Wednesday, January 23, 2013

Islamist Violence In Africa "The Result Of The Arab Spring": Algiers


ALGIERS — Several Egyptian members of the squad of militants that lay bloody siege to an Algerian gas complex last week also took part in the deadly attack on the United States Mission in Libya in September, a senior Algerian official said Tuesday.
The Egyptians involved in both attacks were killed by Algerian forces during the four-day ordeal that ended in the deaths of at least 38 hostages and 29 kidnappers, the official said. But three of the militants were captured alive, and one of them described the Egyptians’ role in both assaults under interrogation by the Algerian security services, the official said.

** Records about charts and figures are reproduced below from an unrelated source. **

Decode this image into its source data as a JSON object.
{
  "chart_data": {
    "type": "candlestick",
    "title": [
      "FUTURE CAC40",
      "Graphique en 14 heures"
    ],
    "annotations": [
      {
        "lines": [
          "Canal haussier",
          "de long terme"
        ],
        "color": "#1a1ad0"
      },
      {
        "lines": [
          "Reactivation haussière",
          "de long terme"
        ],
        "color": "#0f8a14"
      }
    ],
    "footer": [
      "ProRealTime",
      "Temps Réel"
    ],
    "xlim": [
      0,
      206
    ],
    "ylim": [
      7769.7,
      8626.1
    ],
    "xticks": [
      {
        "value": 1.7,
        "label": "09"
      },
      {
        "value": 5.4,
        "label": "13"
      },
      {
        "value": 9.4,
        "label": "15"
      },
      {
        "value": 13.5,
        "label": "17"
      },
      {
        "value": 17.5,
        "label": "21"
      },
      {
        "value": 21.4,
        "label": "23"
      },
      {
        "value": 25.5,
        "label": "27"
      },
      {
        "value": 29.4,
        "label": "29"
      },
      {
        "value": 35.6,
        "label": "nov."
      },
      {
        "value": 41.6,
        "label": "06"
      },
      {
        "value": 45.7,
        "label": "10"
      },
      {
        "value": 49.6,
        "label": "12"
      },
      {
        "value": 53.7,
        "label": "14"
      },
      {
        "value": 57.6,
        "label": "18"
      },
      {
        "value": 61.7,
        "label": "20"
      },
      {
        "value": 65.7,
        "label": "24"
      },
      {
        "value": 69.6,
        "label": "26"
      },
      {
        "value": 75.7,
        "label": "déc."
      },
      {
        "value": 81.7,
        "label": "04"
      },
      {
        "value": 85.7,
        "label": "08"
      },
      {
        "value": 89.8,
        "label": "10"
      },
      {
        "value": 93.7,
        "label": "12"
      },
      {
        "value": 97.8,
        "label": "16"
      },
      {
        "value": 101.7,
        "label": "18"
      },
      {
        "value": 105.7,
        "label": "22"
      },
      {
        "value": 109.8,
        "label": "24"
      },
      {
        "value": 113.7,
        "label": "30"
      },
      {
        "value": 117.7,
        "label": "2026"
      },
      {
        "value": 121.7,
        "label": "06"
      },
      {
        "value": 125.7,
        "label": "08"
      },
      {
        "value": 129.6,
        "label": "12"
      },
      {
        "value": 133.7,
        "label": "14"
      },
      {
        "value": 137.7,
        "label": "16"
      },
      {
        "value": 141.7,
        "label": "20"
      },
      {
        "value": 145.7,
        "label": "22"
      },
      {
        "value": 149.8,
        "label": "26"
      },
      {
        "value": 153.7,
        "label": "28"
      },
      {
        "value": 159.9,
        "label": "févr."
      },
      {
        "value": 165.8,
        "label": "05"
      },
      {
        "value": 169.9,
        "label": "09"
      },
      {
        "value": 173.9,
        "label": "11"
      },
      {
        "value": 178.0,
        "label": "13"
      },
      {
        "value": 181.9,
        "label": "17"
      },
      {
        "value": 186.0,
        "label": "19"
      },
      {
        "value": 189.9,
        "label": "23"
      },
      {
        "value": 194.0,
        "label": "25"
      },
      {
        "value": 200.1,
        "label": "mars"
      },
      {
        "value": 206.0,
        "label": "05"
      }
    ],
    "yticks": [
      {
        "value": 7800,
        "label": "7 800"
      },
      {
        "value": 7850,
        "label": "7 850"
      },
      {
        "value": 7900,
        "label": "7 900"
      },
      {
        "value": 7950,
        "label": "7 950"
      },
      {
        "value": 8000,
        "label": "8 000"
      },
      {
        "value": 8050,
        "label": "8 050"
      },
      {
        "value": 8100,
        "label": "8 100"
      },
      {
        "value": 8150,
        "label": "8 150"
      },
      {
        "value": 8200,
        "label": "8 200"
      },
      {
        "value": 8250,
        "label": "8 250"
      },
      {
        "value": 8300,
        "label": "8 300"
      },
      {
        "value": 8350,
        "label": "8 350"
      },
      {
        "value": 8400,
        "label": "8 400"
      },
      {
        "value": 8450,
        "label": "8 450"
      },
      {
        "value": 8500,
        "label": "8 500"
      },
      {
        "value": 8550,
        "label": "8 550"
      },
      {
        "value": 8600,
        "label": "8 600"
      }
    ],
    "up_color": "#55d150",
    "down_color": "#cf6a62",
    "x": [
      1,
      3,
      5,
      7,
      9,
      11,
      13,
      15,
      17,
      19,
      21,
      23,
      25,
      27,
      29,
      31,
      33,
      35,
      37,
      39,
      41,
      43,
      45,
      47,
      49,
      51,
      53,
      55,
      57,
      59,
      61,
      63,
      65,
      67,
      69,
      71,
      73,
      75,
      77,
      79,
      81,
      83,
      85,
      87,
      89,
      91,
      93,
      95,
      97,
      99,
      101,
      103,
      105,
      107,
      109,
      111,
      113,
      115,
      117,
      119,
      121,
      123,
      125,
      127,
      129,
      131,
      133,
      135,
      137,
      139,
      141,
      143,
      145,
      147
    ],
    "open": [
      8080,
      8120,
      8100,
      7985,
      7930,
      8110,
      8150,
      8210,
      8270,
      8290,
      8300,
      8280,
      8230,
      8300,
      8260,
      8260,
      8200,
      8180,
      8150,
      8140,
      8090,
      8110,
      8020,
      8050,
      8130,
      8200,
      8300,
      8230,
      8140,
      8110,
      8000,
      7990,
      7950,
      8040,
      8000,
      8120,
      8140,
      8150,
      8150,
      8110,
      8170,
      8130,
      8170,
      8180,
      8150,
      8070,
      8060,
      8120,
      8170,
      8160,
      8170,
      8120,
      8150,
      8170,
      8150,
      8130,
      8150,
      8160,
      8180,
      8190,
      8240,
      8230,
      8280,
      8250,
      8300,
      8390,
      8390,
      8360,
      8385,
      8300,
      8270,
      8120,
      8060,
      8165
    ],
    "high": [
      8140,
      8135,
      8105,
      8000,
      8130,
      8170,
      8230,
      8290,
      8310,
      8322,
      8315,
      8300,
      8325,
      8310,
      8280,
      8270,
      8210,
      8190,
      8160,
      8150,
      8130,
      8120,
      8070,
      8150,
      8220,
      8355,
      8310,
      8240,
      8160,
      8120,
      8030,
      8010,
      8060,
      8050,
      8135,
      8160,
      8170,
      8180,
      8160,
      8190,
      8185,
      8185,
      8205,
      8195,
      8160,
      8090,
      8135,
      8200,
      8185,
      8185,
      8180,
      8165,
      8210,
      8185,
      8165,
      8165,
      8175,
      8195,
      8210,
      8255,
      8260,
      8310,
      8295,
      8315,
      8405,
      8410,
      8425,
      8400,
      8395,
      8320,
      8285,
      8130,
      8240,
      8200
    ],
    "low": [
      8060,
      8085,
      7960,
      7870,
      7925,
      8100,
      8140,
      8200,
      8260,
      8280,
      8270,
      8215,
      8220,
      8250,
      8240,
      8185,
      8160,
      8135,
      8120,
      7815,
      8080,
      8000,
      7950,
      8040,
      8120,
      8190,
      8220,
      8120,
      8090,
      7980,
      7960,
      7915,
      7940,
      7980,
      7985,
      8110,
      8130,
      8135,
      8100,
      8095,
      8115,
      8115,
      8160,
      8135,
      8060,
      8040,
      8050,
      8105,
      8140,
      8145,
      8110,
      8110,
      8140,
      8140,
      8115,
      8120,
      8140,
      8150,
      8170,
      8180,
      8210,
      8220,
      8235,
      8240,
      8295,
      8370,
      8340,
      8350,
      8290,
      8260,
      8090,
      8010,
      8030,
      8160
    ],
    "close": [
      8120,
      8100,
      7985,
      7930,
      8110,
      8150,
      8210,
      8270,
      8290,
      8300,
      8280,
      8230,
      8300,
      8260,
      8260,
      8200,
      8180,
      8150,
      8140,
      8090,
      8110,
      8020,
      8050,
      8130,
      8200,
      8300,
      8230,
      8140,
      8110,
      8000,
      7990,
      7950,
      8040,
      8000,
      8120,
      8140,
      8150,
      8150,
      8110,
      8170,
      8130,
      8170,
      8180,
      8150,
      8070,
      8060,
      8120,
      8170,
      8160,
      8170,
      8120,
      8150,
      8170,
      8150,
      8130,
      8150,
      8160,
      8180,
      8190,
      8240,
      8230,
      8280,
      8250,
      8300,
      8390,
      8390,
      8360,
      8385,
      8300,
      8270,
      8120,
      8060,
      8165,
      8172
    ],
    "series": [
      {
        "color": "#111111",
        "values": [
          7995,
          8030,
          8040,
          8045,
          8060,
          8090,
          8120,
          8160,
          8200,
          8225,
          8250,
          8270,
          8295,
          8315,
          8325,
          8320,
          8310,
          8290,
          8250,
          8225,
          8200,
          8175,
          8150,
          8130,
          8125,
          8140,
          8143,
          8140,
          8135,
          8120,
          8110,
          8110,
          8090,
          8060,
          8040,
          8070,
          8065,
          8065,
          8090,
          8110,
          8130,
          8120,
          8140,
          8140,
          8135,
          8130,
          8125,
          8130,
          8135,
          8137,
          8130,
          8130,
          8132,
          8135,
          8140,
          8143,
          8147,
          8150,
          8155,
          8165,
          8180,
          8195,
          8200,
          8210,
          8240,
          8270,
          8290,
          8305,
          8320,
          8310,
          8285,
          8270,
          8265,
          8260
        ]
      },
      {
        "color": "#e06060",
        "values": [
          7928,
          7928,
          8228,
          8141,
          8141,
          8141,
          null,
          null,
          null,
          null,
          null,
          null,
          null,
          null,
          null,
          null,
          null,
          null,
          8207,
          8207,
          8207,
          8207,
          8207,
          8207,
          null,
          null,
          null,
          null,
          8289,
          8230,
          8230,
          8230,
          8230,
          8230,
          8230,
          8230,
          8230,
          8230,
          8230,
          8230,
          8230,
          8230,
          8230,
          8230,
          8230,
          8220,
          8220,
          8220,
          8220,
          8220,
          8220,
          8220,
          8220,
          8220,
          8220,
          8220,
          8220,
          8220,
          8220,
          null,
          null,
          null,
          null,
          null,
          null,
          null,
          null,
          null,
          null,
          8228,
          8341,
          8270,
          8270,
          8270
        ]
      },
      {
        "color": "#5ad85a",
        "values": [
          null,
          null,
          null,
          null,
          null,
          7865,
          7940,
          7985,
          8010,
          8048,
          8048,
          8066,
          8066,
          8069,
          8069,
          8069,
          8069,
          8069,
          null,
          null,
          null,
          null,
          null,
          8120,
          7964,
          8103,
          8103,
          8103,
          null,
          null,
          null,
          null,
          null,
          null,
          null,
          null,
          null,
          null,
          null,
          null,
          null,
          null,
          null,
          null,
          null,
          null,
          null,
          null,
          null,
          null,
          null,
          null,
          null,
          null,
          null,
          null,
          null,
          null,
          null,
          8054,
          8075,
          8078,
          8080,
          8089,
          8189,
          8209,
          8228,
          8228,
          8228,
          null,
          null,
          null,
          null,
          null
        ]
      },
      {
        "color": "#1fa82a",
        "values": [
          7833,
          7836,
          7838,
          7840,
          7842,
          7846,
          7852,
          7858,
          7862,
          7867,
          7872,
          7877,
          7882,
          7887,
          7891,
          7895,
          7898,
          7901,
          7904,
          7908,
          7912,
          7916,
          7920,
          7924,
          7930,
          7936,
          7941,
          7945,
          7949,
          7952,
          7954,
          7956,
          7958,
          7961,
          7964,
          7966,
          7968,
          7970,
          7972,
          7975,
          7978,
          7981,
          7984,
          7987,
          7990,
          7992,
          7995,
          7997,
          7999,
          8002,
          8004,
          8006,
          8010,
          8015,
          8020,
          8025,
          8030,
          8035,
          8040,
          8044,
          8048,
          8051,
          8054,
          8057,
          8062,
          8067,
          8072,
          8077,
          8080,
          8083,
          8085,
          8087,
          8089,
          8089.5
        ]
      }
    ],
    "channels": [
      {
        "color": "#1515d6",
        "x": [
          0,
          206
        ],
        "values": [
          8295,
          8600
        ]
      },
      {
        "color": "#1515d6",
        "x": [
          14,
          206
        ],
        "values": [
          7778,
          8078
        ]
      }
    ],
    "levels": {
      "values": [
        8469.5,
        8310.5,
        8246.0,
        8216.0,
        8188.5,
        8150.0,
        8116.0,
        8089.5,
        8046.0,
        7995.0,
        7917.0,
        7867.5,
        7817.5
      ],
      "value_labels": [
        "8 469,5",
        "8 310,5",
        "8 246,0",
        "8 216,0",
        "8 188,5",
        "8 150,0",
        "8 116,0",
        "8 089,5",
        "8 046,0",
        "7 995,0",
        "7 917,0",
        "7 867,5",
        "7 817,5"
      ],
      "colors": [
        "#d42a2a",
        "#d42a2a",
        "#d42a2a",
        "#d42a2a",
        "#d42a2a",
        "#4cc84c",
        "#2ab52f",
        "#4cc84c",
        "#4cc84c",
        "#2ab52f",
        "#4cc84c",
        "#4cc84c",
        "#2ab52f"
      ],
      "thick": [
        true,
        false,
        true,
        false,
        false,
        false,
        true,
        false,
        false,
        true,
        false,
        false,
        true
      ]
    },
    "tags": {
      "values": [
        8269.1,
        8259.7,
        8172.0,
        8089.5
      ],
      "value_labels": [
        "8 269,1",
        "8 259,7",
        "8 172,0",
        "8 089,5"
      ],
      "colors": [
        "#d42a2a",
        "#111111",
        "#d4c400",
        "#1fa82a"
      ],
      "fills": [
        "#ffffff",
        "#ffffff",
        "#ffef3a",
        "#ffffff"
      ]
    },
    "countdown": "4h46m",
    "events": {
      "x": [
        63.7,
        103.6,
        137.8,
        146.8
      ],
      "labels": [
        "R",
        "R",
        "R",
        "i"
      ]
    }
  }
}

If confirmed, the link between two of the most brazen assaults in recent memory would reinforce the transborder character of the jihadist groups now striking across the Sahara. American officials have long warned that the region’s volatile mix of porous borders, turbulent states, weapons and ranks of fighters with similar ideologies creates a dangerous landscape in which extremists are trying to collaborate across vast distances.
Secretary of State Hillary Rodham Clinton, who is scheduled to testify before Congress on Wednesday about the Libyan attack that killed the American ambassador and three staff members, raised the specter of regional cooperation among extremists soon after the mission in Benghazi was overrun.
In particular, she said the Islamist militant takeover of northern Mali had created a “safe haven” for terrorists to “extend their reach” and work with other extremists in North Africa, “as we tragically saw in Benghazi,” though she offered no clear evidence of such ties.
Now the Algerians say the plot to seize the gas complex in the desert was hatched in northern Mali as well. Indeed, Mokhtar Belmokhtar, the veteran militant who has claimed overall responsibility for the siege, is believed to be based there.
But the Algerian official did not say why the captured kidnapper’s assertion — that some fighters had taken part in both the Benghazi and Algerian attacks — should be considered trustworthy. Nor did he say whether it was obtained under duress.
Instead, he focused on the chaos unleashed by the recent uprisings throughout the region, leaving large ungoverned areas where extremists can flourish.
“This is the result of the Arab Spring,” said the official said, who spoke on condition of anonymity because investigations into the hostage crisis were still under way. “I hope the Americans are conscious of this.”
American counterterrorism and intelligence officials have said that some members of Ansar al-Shariah, the group that carried out the attack on the diplomatic mission in Benghazi, had connections to Al Qaeda in the Islamic Maghreb, one of the militant groups now holding northern Mali. But American officials have also said that the Qaeda affiliate played no role in directing or instigating that Benghazi attack.
Similarly, Egyptian security officials said they believed that a longtime Islamist militant from Egypt was involved in the gas field attack, but the officials did not know of any connection to the Benghazi attack as well.
Algeria was firmly opposed to the Western intervention to help topple Col. Muammar el-Qaddafi in Libya in 2011, and this nation’s conservative leadership viewed the Arab Spring with deep suspicion, making no secret of its desire to avoid any such occurrences.
Small-scale demonstrations here were quickly stifled, and ever since Algerian officials have not hesitated to point at what they see as the connection between popular demands for greater democracy that have swept the Arab world and the rise of Islamist militancy in the region.
Algerian officials says the militants who seized the gas field traveled through Niger and Libya, whose border is only some 30 miles from the plant at In Amenas. Mohamed-Lamine Bouchneb, the militant leading the attack at the site, had purchased arms for the assault in the Libyan capital, Tripoli, the senior official said.
The kidnappers had also gathered, undisturbed, at the southern Libyan town of Ghat, just across the border from Algeria, he said, depicting Libya as anarchic, without an effective military force and an ideal staging ground for attacks like the one launched a week ago.
Having already experienced a large-scale Islamist insurgency in the 1990s, in which perhaps as many as 100,000 were killed, Algeria had no intention of experiencing another, the official suggested. He defended the tough Algerian military assault during the standoff and dismissed criticism by foreign leaders that they were not informed of it in advance.
“We left it all up to the military chiefs,” he said. “Myself, I was only informed a half-hour afterwards.”
His assertion squares with the widely held view of Algerian analysts that the military, and in particular a cadre of elderly generals, holds a wide degree of autonomy in the country and often acts independently of civilian leadership.
The official said that Algeria could expect more terrorist attacks, despite having delivered sharp blows to militants over a period covering nearly 15 years.
“We’re waiting for more,” he said. “We are not out of the woods yet.”
David D. Kirkpatrick contributed reporting from Cairo, and Eric Schmitt from Washington.